Who were David Starr Jordan and Louis Agassiz?
David Starr Jordan (1851-1931) was a prominent ichthyologist and Stanford’s first president. He made important contributions to the university, including leadership during an early financial crisis and the aftermath of the 1906 earthquake. But he was also a leader in the American eugenics movement, which promoted controlled reproduction based on heritage.
Louis Agassiz (1807-1873) was a renowned scholar of natural history who also promoted polygenism, which holds that human racial groups have different ancestral origins and are unequal. He was a mentor to Jordan but has no significant association with the university.
What is the origin of this issue?
The university received requests from the faculty of the Department of Psychology, which is located in Jordan Hall, and the Stanford Eugenics History Project, a group founded by Stanford undergraduate Ben Maldonado, asking that the building be renamed. The Psychology faculty also requested the removal of the statue of Agassiz from the building’s front façade.
How was the committee selected?
President Marc Tessier-Lavigne appointed the Advisory Committee on Renaming Jordan Hall and Removing the Statue of Louis Agassiz in July and charged it with delivering recommendations before the beginning of fall quarter. Committee members were charged to represent the best interests of the entire university and be open to multiple perspectives. They were not selected to represent any particular constituencies, but rather to consider issues impartially.
What analysis was conducted?
The committee met weekly, engaging in extensive research, from July 17 through Sept. 11, 2020. To make its own independent assessment of the strength and clarity of historical evidence, the committee reviewed relevant historical material and verified information by consulting primary materials. It focused principally and substantially on Jordan’s own writings, examining both published and unpublished materials.
The committee followed principles developed in 2018 to consider the renaming of campus features generally. The principles include such considerations as the strength and clarity of the historical evidence, the person’s role in the university’s history, the centrality of a person’s offensive behavior to the person’s life as a whole and the university community’s identification with the named feature. Then it applied those principles to the requests concerning Jordan and Agassiz and forwarded recommendations to President Tessier-Lavigne.
What outreach was conducted?
The committee solicited extensive feedback in order to inform its deliberations and recommendations.
It hosted a Zoom open town hall, which had 206 attendees and more than 20 speakers, and a separate town hall for alumni, with 100 attendees and 18 speakers. It engaged in specific outreach to those who had majored in biology and psychology, the principal departments that have occupied Jordan Hall in the past century; met with biology and psychology faculty and others working in genetics and bioethics; and consulted with several historians working at Stanford on related subjects. And it sought and considered written comments from the community, including 52 comments from the Psychology Diversity Committee and more than 200 comments received through campusnames@stanford.edu.
What decision has been made?
Although renaming decisions fall under the president’s authority, he brought the recommendations to the Board of Trustees for additional approval because of the historical importance of Jordan to the university.
Acting on that request, the board approved the removal of the Jordan name from Jordan Hall and from other features named for him.
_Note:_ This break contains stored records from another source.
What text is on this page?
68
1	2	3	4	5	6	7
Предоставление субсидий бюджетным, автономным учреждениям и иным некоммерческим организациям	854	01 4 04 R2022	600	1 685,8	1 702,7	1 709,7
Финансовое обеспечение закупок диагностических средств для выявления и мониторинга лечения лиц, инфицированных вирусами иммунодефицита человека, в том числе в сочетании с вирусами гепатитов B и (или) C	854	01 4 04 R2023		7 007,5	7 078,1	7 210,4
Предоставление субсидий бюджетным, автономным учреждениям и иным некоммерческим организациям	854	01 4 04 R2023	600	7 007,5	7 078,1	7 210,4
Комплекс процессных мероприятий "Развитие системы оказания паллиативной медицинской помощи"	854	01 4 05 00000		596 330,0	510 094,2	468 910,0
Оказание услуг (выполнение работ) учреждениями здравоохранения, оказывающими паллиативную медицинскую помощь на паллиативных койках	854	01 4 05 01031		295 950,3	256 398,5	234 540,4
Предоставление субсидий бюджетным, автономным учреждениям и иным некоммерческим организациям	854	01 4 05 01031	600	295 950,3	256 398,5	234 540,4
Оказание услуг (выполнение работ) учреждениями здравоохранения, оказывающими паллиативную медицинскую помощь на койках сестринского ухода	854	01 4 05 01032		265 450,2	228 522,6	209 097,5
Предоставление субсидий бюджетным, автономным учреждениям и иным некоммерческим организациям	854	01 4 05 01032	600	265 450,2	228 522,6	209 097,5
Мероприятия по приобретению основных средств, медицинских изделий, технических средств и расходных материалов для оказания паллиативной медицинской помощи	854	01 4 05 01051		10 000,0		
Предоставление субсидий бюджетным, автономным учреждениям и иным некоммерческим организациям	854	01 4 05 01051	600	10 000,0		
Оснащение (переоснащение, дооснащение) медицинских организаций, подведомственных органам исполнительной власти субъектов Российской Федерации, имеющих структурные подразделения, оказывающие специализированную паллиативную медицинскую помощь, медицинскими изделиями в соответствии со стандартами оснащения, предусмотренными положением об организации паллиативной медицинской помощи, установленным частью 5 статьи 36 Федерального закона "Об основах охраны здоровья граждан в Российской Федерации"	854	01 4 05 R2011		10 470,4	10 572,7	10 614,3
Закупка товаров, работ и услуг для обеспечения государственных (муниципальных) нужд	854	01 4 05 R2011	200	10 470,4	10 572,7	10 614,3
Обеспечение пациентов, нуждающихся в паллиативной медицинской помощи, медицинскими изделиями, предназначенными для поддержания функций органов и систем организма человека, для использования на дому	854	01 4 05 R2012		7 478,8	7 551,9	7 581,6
It endorsed the removal of the Agassiz statue from its current location and the committee’s recommendation to pursue educational projects to help make Jordan’s complex history better known.
What are the next steps regarding the features named for Jordan?
Debra Satz, whose responsibilities as dean of the School of Humanities and Sciences include the Department of Psychology, will institute a process to determine a new name for Jordan Hall, whether it be an individual’s name or a name based on other considerations. Some buildings in the Main Quad are named for individuals, others are named for subjects or disciplines, and some are not named at all. Satz will bring her recommendation to the president and provost.
In the meantime, the university will remove the Jordan Hall lettering from the building as soon as practicable, along with the Agassiz statue, and the building will be referred to by its number in the Main Quad, Building 420.
Tessier-Lavigne will implement the other recommendations from the report, including establishing a process for identifying replacement names for the other features named for Jordan, if needed. The committee noted that Jordan Way, a pathway in the medical center area, has less salience than the other spaces named for Jordan and recommended that its name be changed in the course of normal university planning.
Why will the statue be relocated on campus and not removed from public display?
The committee recommended removing the Agassiz statue from Jordan Hall but retaining it elsewhere on campus because of its particular significance in the Stanford community. A prominent example is the iconic imagery showing the statue’s head stuck in concrete after being dislodged in the 1906 earthquake. As a result, the statue also has been used as an educational example demonstrating important principles in rock rheology (the study of the strength of Earth materials).